The FCA has confirmed eight firms for its second AI Live Testing cohort, including Barclays, Lloyds Banking Group, Experian, and UBS.
The programme, delivered in partnership with Advai, a UK-based specialist in automated AI assurance, is designed to help firms explore risk management frameworks and live monitoring approaches to support responsible AI deployment across consumer and market-facing applications.
Diverse use cases under live testing
The second cohort reflects the breadth of AI adoption currently under way across financial services. Firms are testing both customer-facing and B2B applications, spanning AI-enabled targeted investment support, credit score insights for consumers, agentic payments, AML detection, and KYC processes.
The range of underlying AI models is equally varied, encompassing agentic AI, small language models, and neurosymbolic AI, a relatively emerging approach that combines symbolic reasoning with machine learning. This diversity signals that UK-regulated firms are moving beyond narrow automation use cases into more complex, decision-making AI environments.
Applications for the second cohort opened in January 2026, with live testing beginning in April.
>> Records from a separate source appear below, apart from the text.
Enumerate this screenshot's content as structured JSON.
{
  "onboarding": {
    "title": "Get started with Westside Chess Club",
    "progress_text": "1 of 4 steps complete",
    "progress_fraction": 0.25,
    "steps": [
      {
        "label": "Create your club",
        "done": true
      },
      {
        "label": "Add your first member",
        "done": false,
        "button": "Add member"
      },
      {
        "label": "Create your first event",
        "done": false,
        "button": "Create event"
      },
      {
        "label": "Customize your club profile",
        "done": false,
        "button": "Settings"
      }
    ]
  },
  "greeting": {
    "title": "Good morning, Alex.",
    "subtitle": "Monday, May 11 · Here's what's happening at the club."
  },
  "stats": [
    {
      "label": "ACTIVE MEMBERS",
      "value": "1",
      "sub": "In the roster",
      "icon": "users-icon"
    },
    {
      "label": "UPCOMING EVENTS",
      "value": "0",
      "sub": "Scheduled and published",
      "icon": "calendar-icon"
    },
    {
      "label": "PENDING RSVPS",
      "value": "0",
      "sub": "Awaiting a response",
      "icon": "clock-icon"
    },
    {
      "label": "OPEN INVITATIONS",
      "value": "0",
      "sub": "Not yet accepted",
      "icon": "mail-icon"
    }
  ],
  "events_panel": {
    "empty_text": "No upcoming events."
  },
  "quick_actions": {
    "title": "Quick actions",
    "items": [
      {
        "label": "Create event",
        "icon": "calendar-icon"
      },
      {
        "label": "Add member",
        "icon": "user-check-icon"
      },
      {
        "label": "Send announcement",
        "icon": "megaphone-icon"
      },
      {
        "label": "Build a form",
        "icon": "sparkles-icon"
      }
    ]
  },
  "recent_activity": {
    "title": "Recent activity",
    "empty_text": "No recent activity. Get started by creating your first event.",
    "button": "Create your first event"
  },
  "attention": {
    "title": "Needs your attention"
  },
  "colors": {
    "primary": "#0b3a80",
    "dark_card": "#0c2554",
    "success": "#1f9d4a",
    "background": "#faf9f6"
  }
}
Testing is expected to conclude by the end of 2026, and an evaluation report is scheduled for publication in Q1 2027.
Regulatory context and broader findings
According to the official press release, the announcement coincides with the publication of the FCA's Innovation Insights report, which tracks how fintech activity is evolving in the UK and documents what the regulator is observing from firms engaging with its innovation services.
Separately, the FCA has confirmed it will publish a good and poor practice report on AI in financial services later in 2026. That publication is intended to help firms across the sector navigate responsible AI adoption, whether or not they are participating in the live testing programme.
The AI Live Testing initiative sits within a wider UK regulatory posture that seeks to support technology adoption without weakening consumer protections or market stability. Through the process of working directly with firms through structured testing environments, the FCA is building an evidence base around live AI deployment, a model that may inform future guidance or rule-making as the technology continues to evolve.